FILE PHOTO: A Comac C919 flies past during an aerial flying display ahead of the Singapore Airshow at Changi Exhibition Centre in Singapore

By Lisa Barrington and Brenda Goh

SINGAPORE (Reuters) - Brunei-based airline startup GallopAir hopes to start operations by the end of 2024 should Brunei's aviation regulator approve the regional jet made by Chinese state-owned planemaker COMAC it wants to fly in time, the carrier's chief executive said.

In an interview on the sidelines of the Singapore Airshow, GallopAir CEO Cham Chi said COMAC was exploring setting up maintenance, repair and overhaul (MRO) facilities in Brunei as it seeks more international customers for home-grown planes competing with the dominant Western manufacturers Airbus and Boeing.

COMAC declined to be interviewed by Reuters.


GallopAir, backed by Chinese investors, currently has no aircraft. However it last year placed the first overseas order for COMAC's C919 narrow-body airliner and the second foreign order for the Chinese planemaker's smaller and older ARJ21 regional jet.

The only C919s currently in operation are four with China Eastern Airlines. Outside China, Indonesian low-cost carrier TransNusa operates two ARJ21 aircraft.

"When we started negotiating with COMAC they said if a customer can order more than 30 aircraft we can configure to put MRO in the customer country," Chi said.

The aviation industry has been watching with curiosity whether a country outside China will allow operations by the single-aisle C919. The C919's design - a 158-192 seat challenger to Airbus A320neo and Boeing 737 MAX 8 models - is only certified in China.

Chi said his airline was working with COMAC and Brunei's civil air regulator to get the air operator certificate and type certificate approval needed for GallopAir to start operating the ARJ21 jet out of the tiny country that shares the island of Borneo with Malaysia and Indonesia.

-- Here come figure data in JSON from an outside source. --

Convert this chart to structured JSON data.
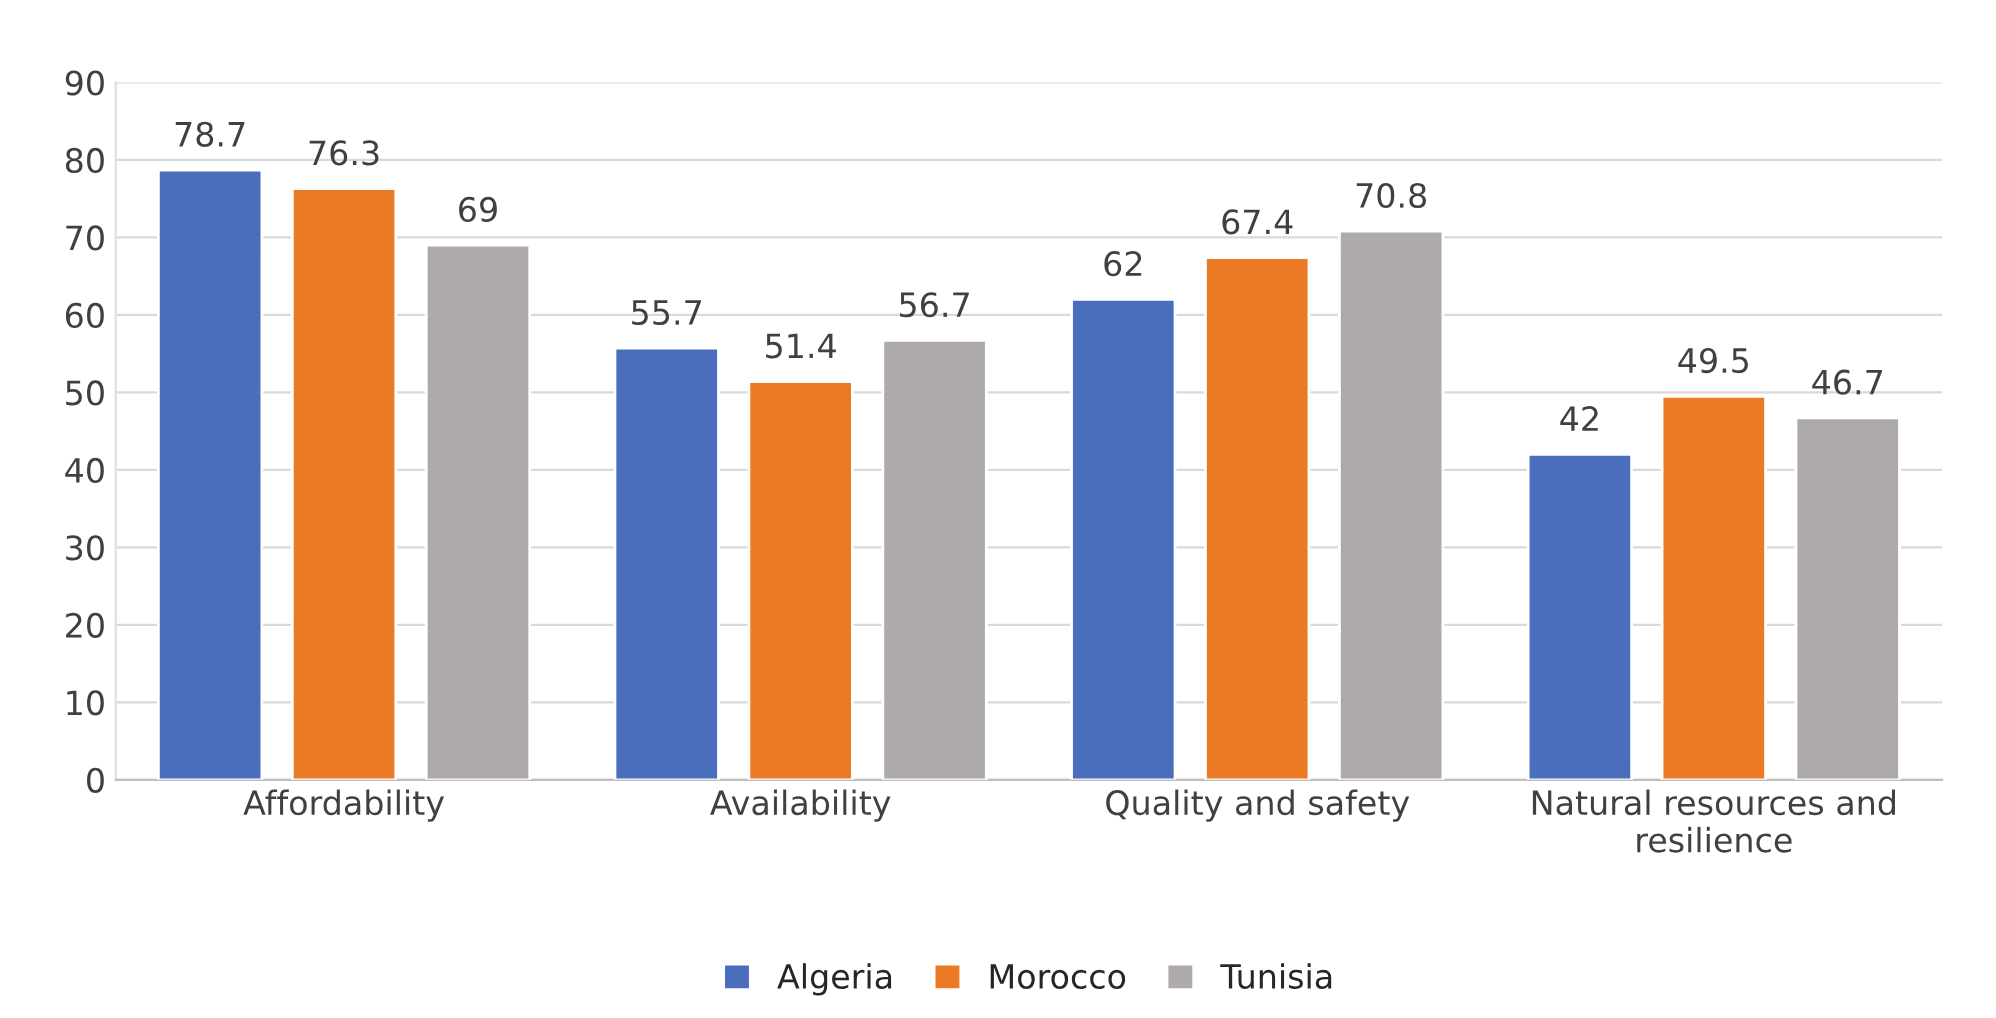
{
  "chart_data": {
    "type": "bar",
    "categories": [
      "Affordability",
      "Availability",
      "Quality and safety",
      "Natural resources and\nresilience"
    ],
    "series": [
      {
        "name": "Algeria",
        "color": "#4a6ebc",
        "values": [
          78.7,
          55.7,
          62,
          42
        ]
      },
      {
        "name": "Morocco",
        "color": "#ea7a24",
        "values": [
          76.3,
          51.4,
          67.4,
          49.5
        ]
      },
      {
        "name": "Tunisia",
        "color": "#aeaaaa",
        "values": [
          69,
          56.7,
          70.8,
          46.7
        ]
      }
    ],
    "ylim": [
      0,
      90
    ],
    "yticks": [
      0,
      10,
      20,
      30,
      40,
      50,
      60,
      70,
      80,
      90
    ],
    "grid": "y",
    "legend": "bottom",
    "data_labels": true
  }
}
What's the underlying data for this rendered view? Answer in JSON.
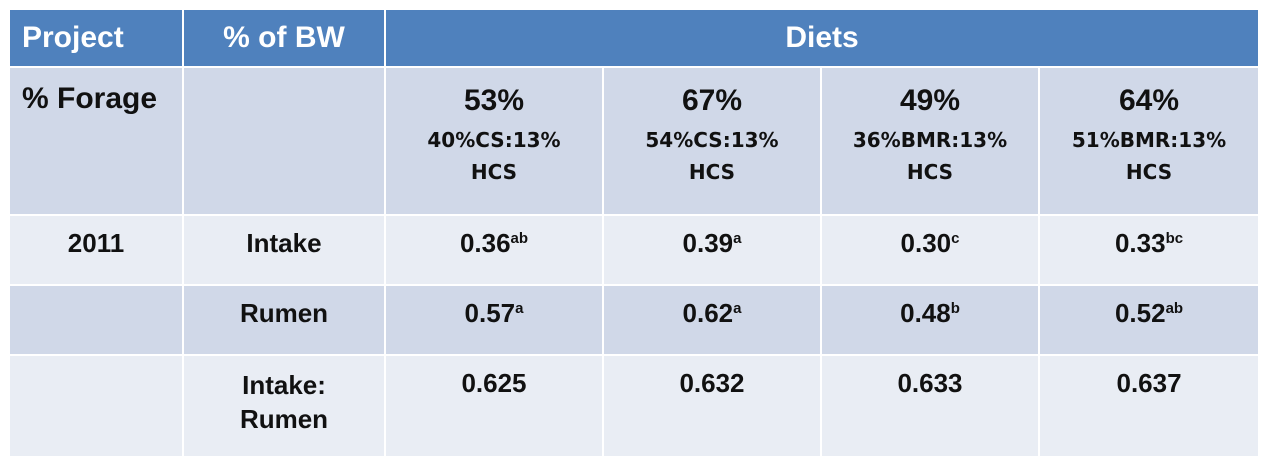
{
  "header": {
    "project": "Project",
    "bw": "% of BW",
    "diets": "Diets"
  },
  "forage_row": {
    "label": "% Forage",
    "diets": [
      {
        "pct": "53%",
        "line1": "40%CS:13%",
        "line2": "HCS"
      },
      {
        "pct": "67%",
        "line1": "54%CS:13%",
        "line2": "HCS"
      },
      {
        "pct": "49%",
        "line1": "36%BMR:13%",
        "line2": "HCS"
      },
      {
        "pct": "64%",
        "line1": "51%BMR:13%",
        "line2": "HCS"
      }
    ]
  },
  "rows": {
    "intake": {
      "year": "2011",
      "label": "Intake",
      "values": [
        {
          "v": "0.36",
          "sup": "ab"
        },
        {
          "v": "0.39",
          "sup": "a"
        },
        {
          "v": "0.30",
          "sup": "c"
        },
        {
          "v": "0.33",
          "sup": "bc"
        }
      ]
    },
    "rumen": {
      "label": "Rumen",
      "values": [
        {
          "v": "0.57",
          "sup": "a"
        },
        {
          "v": "0.62",
          "sup": "a"
        },
        {
          "v": "0.48",
          "sup": "b"
        },
        {
          "v": "0.52",
          "sup": "ab"
        }
      ]
    },
    "ratio": {
      "label_line1": "Intake:",
      "label_line2": "Rumen",
      "values": [
        "0.625",
        "0.632",
        "0.633",
        "0.637"
      ]
    }
  },
  "colors": {
    "header_bg": "#4f81bd",
    "band_bg": "#d0d8e8",
    "plain_bg": "#e9edf4",
    "value_red": "#c0262d"
  }
}
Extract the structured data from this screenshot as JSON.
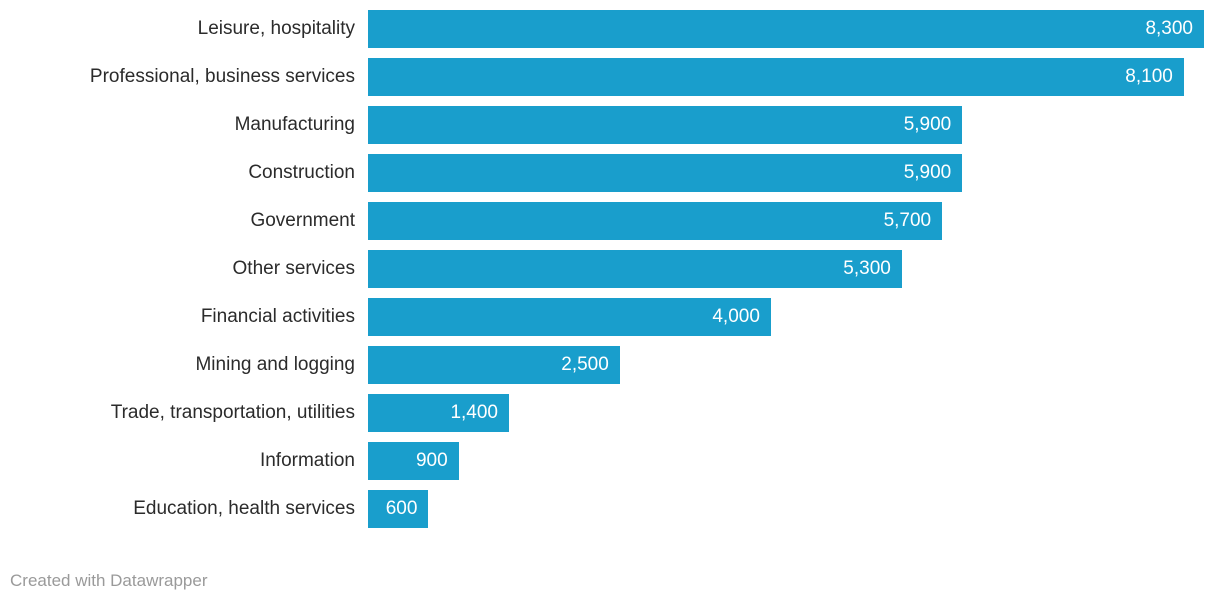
{
  "chart_data": {
    "type": "bar",
    "orientation": "horizontal",
    "title": "",
    "xlabel": "",
    "ylabel": "",
    "xlim": [
      0,
      8300
    ],
    "grid": false,
    "legend": "none",
    "bar_color": "#199ecc",
    "category_label_color": "#2b2b2b",
    "value_label_color": "#ffffff",
    "categories": [
      "Leisure, hospitality",
      "Professional, business services",
      "Manufacturing",
      "Construction",
      "Government",
      "Other services",
      "Financial activities",
      "Mining and logging",
      "Trade, transportation, utilities",
      "Information",
      "Education, health services"
    ],
    "values": [
      8300,
      8100,
      5900,
      5900,
      5700,
      5300,
      4000,
      2500,
      1400,
      900,
      600
    ],
    "value_labels": [
      "8,300",
      "8,100",
      "5,900",
      "5,900",
      "5,700",
      "5,300",
      "4,000",
      "2,500",
      "1,400",
      "900",
      "600"
    ]
  },
  "footer": {
    "attribution": "Created with Datawrapper",
    "color": "#9a9a9a"
  }
}
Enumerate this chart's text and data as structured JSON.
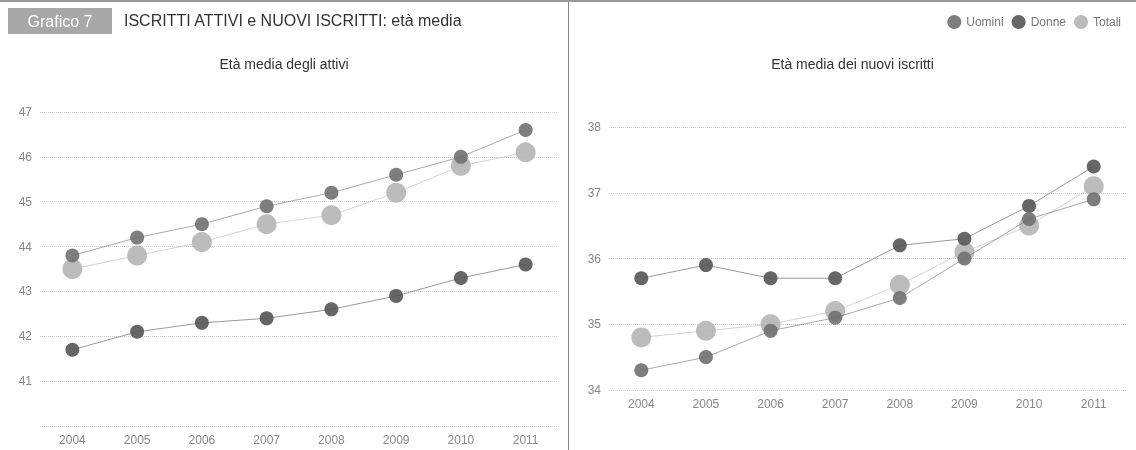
{
  "chart_data": [
    {
      "type": "line",
      "title": "Età media degli attivi",
      "annotations": [
        "Grafico 7",
        "ISCRITTI ATTIVI e NUOVI ISCRITTI: età media"
      ],
      "categories": [
        "2004",
        "2005",
        "2006",
        "2007",
        "2008",
        "2009",
        "2010",
        "2011"
      ],
      "series": [
        {
          "color": "#707070",
          "values": [
            43.8,
            44.2,
            44.5,
            44.9,
            45.2,
            45.6,
            46.0,
            46.6
          ]
        },
        {
          "color": "#555555",
          "values": [
            41.7,
            42.1,
            42.3,
            42.4,
            42.6,
            42.9,
            43.3,
            43.6
          ]
        },
        {
          "color": "#b5b5b5",
          "values": [
            43.5,
            43.8,
            44.1,
            44.5,
            44.7,
            45.2,
            45.8,
            46.1
          ]
        }
      ],
      "ylim": [
        40,
        47
      ],
      "yticks": [
        {
          "value": 40,
          "label": null
        },
        41,
        42,
        43,
        44,
        45,
        46,
        47
      ],
      "grid": "y",
      "marker": "circle",
      "legend": false
    },
    {
      "type": "line",
      "title": "Età media dei nuovi iscritti",
      "categories": [
        "2004",
        "2005",
        "2006",
        "2007",
        "2008",
        "2009",
        "2010",
        "2011"
      ],
      "series": [
        {
          "name": "Uomini",
          "color": "#707070",
          "values": [
            34.3,
            34.5,
            34.9,
            35.1,
            35.4,
            36.0,
            36.6,
            36.9
          ]
        },
        {
          "name": "Donne",
          "color": "#555555",
          "values": [
            35.7,
            35.9,
            35.7,
            35.7,
            36.2,
            36.3,
            36.8,
            37.4
          ]
        },
        {
          "name": "Totali",
          "color": "#b5b5b5",
          "values": [
            34.8,
            34.9,
            35.0,
            35.2,
            35.6,
            36.1,
            36.5,
            37.1
          ]
        }
      ],
      "ylim": [
        34,
        38
      ],
      "yticks": [
        34,
        35,
        36,
        37,
        38
      ],
      "grid": "y",
      "marker": "circle",
      "legend": "top right"
    }
  ]
}
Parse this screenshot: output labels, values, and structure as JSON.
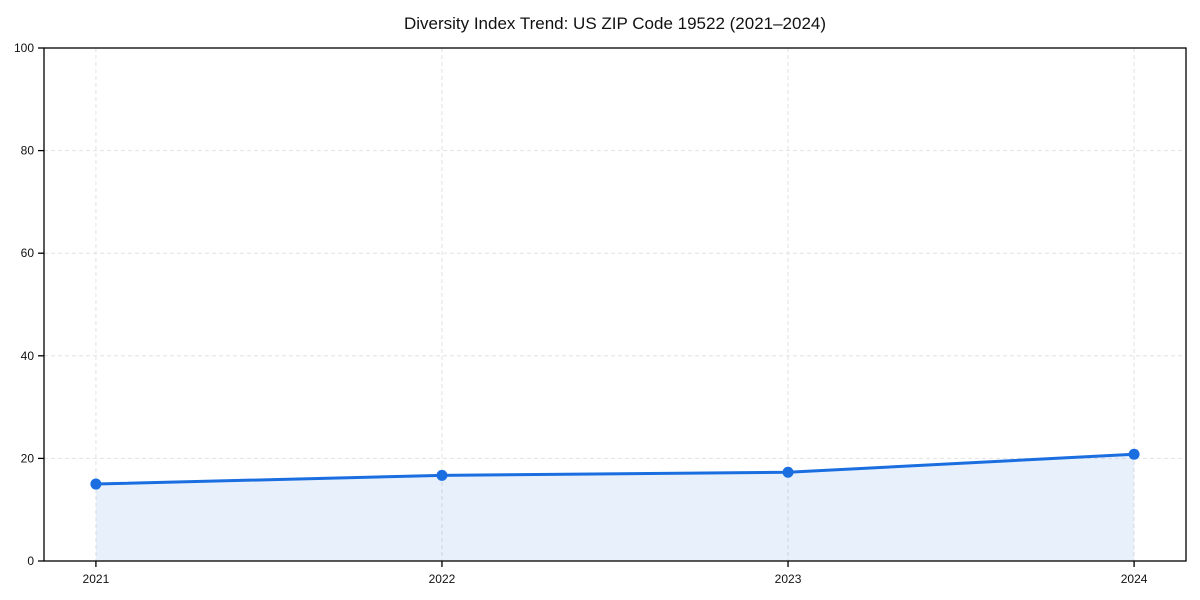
{
  "chart_data": {
    "type": "area",
    "title": "Diversity Index Trend: US ZIP Code 19522 (2021–2024)",
    "categories": [
      "2021",
      "2022",
      "2023",
      "2024"
    ],
    "x": [
      2021,
      2022,
      2023,
      2024
    ],
    "series": [
      {
        "name": "Diversity Index",
        "values": [
          15.0,
          16.7,
          17.3,
          20.8
        ]
      }
    ],
    "xlabel": "",
    "ylabel": "",
    "ylim": [
      0,
      100
    ],
    "yticks": [
      0,
      20,
      40,
      60,
      80,
      100
    ],
    "grid": true,
    "grid_style": "dashed",
    "legend_position": "none",
    "x_margin_fraction": 0.05,
    "colors": {
      "line": "#1a6ee0",
      "marker": "#1a6ee0",
      "fill": "rgba(26,110,224,0.10)",
      "grid": "#e2e2e2",
      "axis": "#000000",
      "background": "#ffffff"
    }
  }
}
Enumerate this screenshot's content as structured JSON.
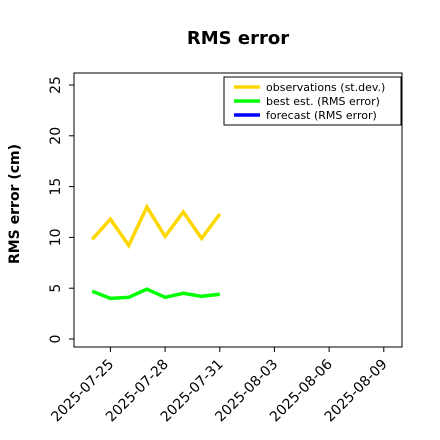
{
  "chart_data": {
    "type": "line",
    "title": "RMS error",
    "xlabel": "",
    "ylabel": "RMS error (cm)",
    "x_ticks": [
      "2025-07-25",
      "2025-07-28",
      "2025-07-31",
      "2025-08-03",
      "2025-08-06",
      "2025-08-09"
    ],
    "highlight_tick": "2025-07-31",
    "highlight_color": "#228b22",
    "xlim": [
      "2025-07-23",
      "2025-08-10"
    ],
    "ylim": [
      0,
      25
    ],
    "y_ticks": [
      0,
      5,
      10,
      15,
      20,
      25
    ],
    "legend_position": "top-right",
    "grid": false,
    "series": [
      {
        "name": "observations (st.dev.)",
        "color": "#ffd700",
        "x": [
          "2025-07-24",
          "2025-07-25",
          "2025-07-26",
          "2025-07-27",
          "2025-07-28",
          "2025-07-29",
          "2025-07-30",
          "2025-07-31"
        ],
        "values": [
          9.8,
          11.8,
          9.2,
          13.0,
          10.1,
          12.5,
          9.9,
          12.3
        ]
      },
      {
        "name": "best est. (RMS error)",
        "color": "#00ff00",
        "x": [
          "2025-07-24",
          "2025-07-25",
          "2025-07-26",
          "2025-07-27",
          "2025-07-28",
          "2025-07-29",
          "2025-07-30",
          "2025-07-31"
        ],
        "values": [
          4.7,
          4.0,
          4.1,
          4.9,
          4.1,
          4.5,
          4.2,
          4.4
        ]
      },
      {
        "name": "forecast (RMS error)",
        "color": "#0000ff",
        "x": [],
        "values": []
      }
    ]
  }
}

But starting a regulatory approvals process for the C919 was at least two to three years away, Chi said, adding he wanted to see more flying hours from the plane before GallopAir takes deliveries.

Chi said GallopAir was working with COMAC's customer service arm to source COMAC-trained staff required by Brunei authorities for the approvals process.

China-based Shaanxi Tianju Investment Group is an investor in GallopAir, which will be only the second Brunei-based airline operator after national carrier Royal Brunei Airlines.

GallopAir has said it intends to provide flight services in the Brunei Darussalam–Indonesia–Malaysia–Philippines East ASEAN Growth Area (BIMP-EAGA) and act as a feeder for Royal Brunei.